Gleichzeitig geht der Außer-Haus-Verzehr stark zurück. Die Nachfrage im Gastronomie-Bereich ist quasi zum Erliegen gekommen. Wie spüren die Molkereien das?
Das ist leider so. Die Restaurants, Kantinen etc haben reduziert bis auf den Außer-Haus-Verkauf. Das wird natürlich kompensiert durch höhere Verkäufe im Lebensmittelhandel. Die Molkereien sind dann eben unterschiedlich getroffen.
China bestellt wieder
Und der Export von Milchprodukten in andere EU-Staaten oder Drittländer?
Ein ähnliches Bild: Der ausländische Handel bestellt, die Exporte von Massengütern, sogenannten bulk-Produkten, sind unter Druck. Aber auch hier gibt es Licht am Ende des Tunnels: China bestellt wieder und wir liefern, zu dann allerdings höheren Containerkosten.

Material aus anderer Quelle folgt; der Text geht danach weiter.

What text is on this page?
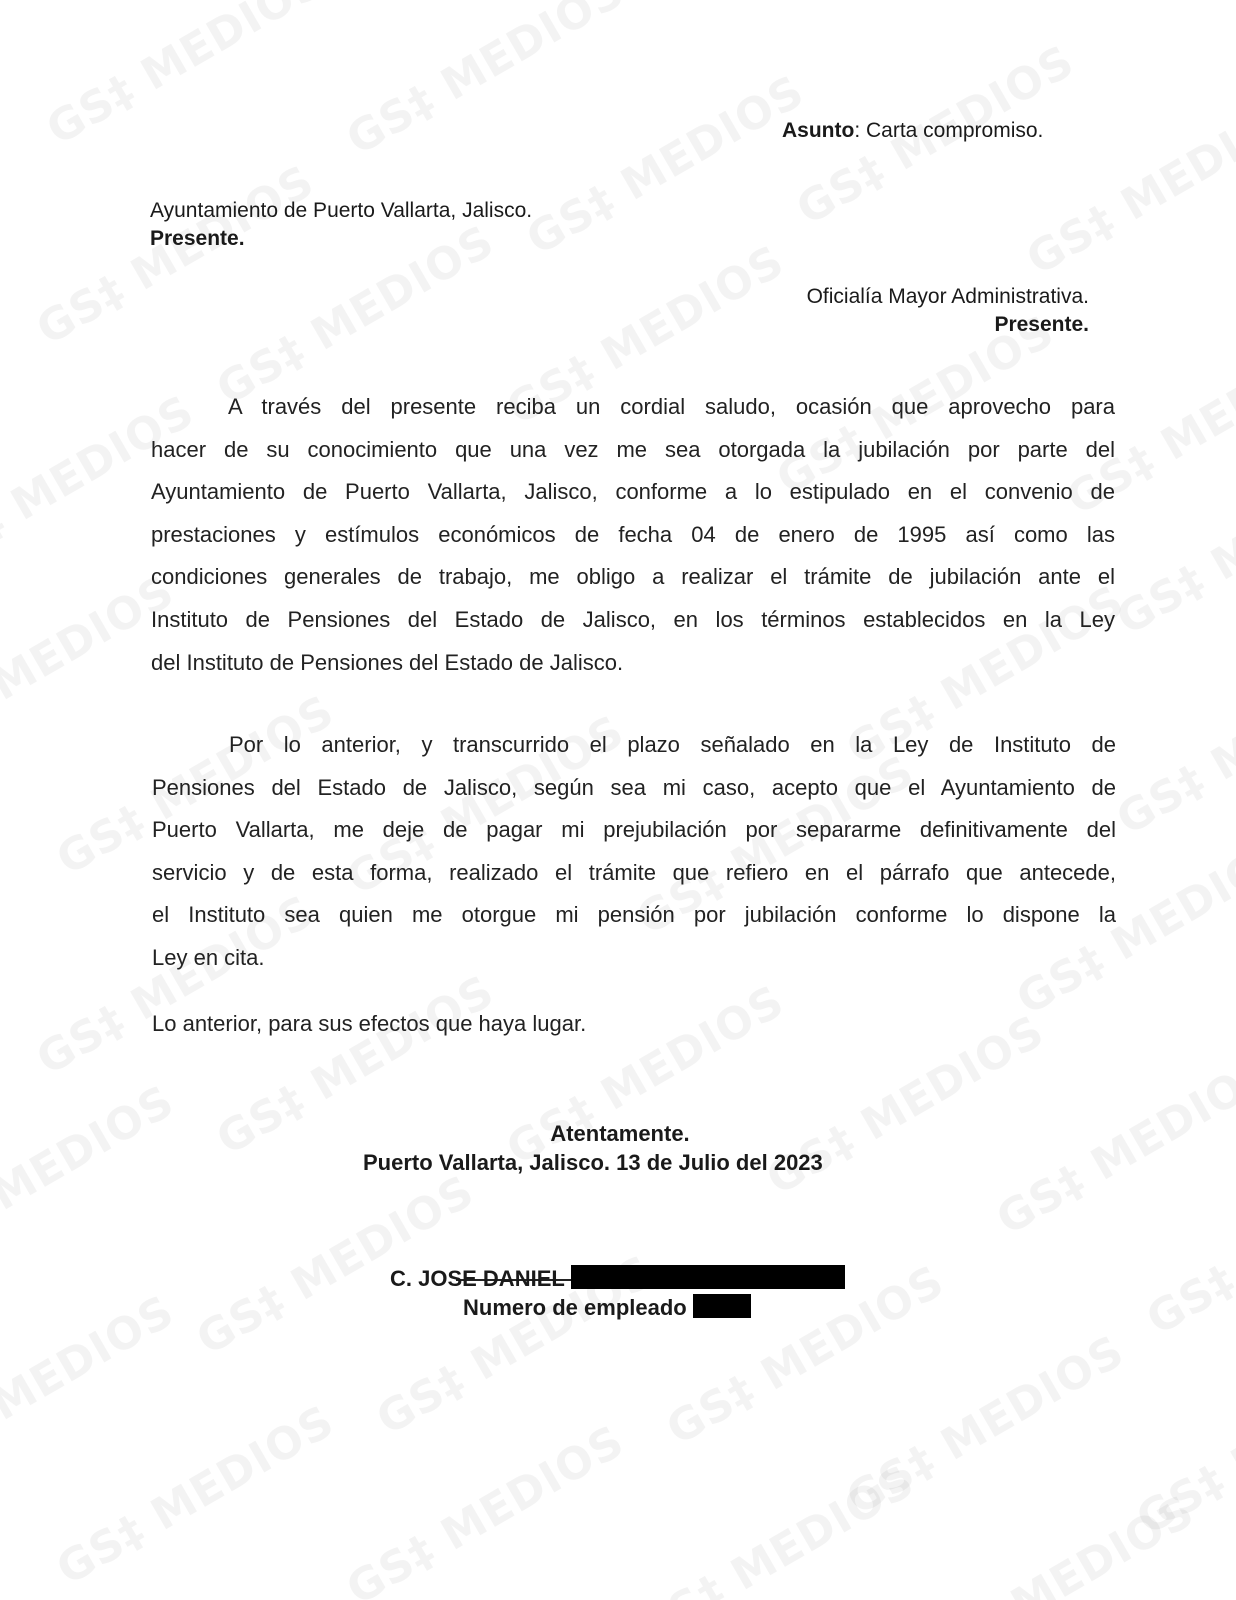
Asunto: Carta compromiso.
Ayuntamiento de Puerto Vallarta, Jalisco.
Presente.
Oficialía Mayor Administrativa.
Presente.
A través del presente reciba un cordial saludo, ocasión que aprovecho para
hacer de su conocimiento que una vez me sea otorgada la jubilación por parte del
Ayuntamiento de Puerto Vallarta, Jalisco, conforme a lo estipulado en el convenio de
prestaciones y estímulos económicos de fecha 04 de enero de 1995 así como las
condiciones generales de trabajo, me obligo a realizar el trámite de jubilación ante el
Instituto de Pensiones del Estado de Jalisco, en los términos establecidos en la Ley
del Instituto de Pensiones del Estado de Jalisco.
Por lo anterior, y transcurrido el plazo señalado en la Ley de Instituto de
Pensiones del Estado de Jalisco, según sea mi caso, acepto que el Ayuntamiento de
Puerto Vallarta, me deje de pagar mi prejubilación por separarme definitivamente del
servicio y de esta forma, realizado el trámite que refiero en el párrafo que antecede,
el Instituto sea quien me otorgue mi pensión por jubilación conforme lo dispone la
Ley en cita.
Lo anterior, para sus efectos que haya lugar.
Atentamente.
Puerto Vallarta, Jalisco. 13 de Julio del 2023
C. JOSE DANIEL
Numero de empleado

Wie kommen die Molkereien mit den plötzlichen Veränderungen zurecht?
Die Molkereien geben zusammen mit ihren Mitarbeitern und den Milcherzeugern ihr Bestes. Krisenstäbe tagen, Videokonferenzen laufen heiß. Teile der Verwaltung gehen ins home-office, aber da kann man keine Milch abfüllen. Wir brauchen also gesunde Kollegen in den Werken. Ganz wichtig sind die Milchtankwagen-Fahrer, die im Kontakt zu unseren Landwirten sind.
Gibt es schon Unternehmen mit konkreten Einschränkungen durch die Corona-Pandemie?
Ja, der Krankenstand ging sofort hoch, nachdem man sich beim Arzt per Telefon 14 Tage krankschreiben lassen konnte. Über diese Regelung sollte die Politik nochmals nachdenken. Im Transportsektor bzw. in der Logistik sah es Anfang vergangener Woche noch schlecht aus, es gab Staus von 50 km an der polnischen Grenze. Danke des Eingreifens der Bundesregierung sind die Staus nun weg. LKWs sind wieder frei, weil andere Industriebetriebe Kurzarbeiten.
Milchpreise nicht einheitlich
Unterm Strich: Was heißt das für die Entwicklung der Milchpreise in den kommenden Monaten?
Gute Frage für die Kristallkugel. Wie oben ausgeführt, wird es die Molkereien unterschiedlich treffen. Wer breit aufgestellt ist, kommt besser durch die Krise.
Keine Mengensteuerung
Einige Organisationen fordern bereits eine staatliche Mengendrossel, in Österreich appellieren Molkereien an ihre Erzeuger, weniger zu melken. Brauchen wir jetzt eine Mengensteuerung? Wie sollte bzw. könnte diese aussehen?
Eine staatliche Mengensteuerung durch Brüssel sehe ich derzeit nicht. Freiwillige Reduktionsprogramme wie im Jahr 2016 liegen sicherlich in der Schublade. Brüssel hält aber sein Pulver trocken. Jede Molkerei kann natürlich mit seinen Erzeugern etwas Eigenes ausmachen, so verstehe ich auch das österreichische Beispiel.
Was brauchen wir dann?
Eine Aktion „Private Lagerhaltung“ halte ich für besser als die Intervention. Sie ist billiger, das Pulver bleibt beim Wirtschaftsbeteiligten und verstopft später nicht die Absatzkanäle. Der neue Agrarkommissar sollte diese Intelligenz zeigen.
"Wir schaffen das"
Welches Fazit ziehen Sie schon jetzt aus der Coronakrise?
In den letzten 30 Jahren habe ich viele Lebensmittelkrisen begleiten müssen: BSE, EHEC, MKS. Aber Corona schlägt alles. Aber da müssen wir durch, und um die Kanzlerin zu bemühen: Wir schaffen das!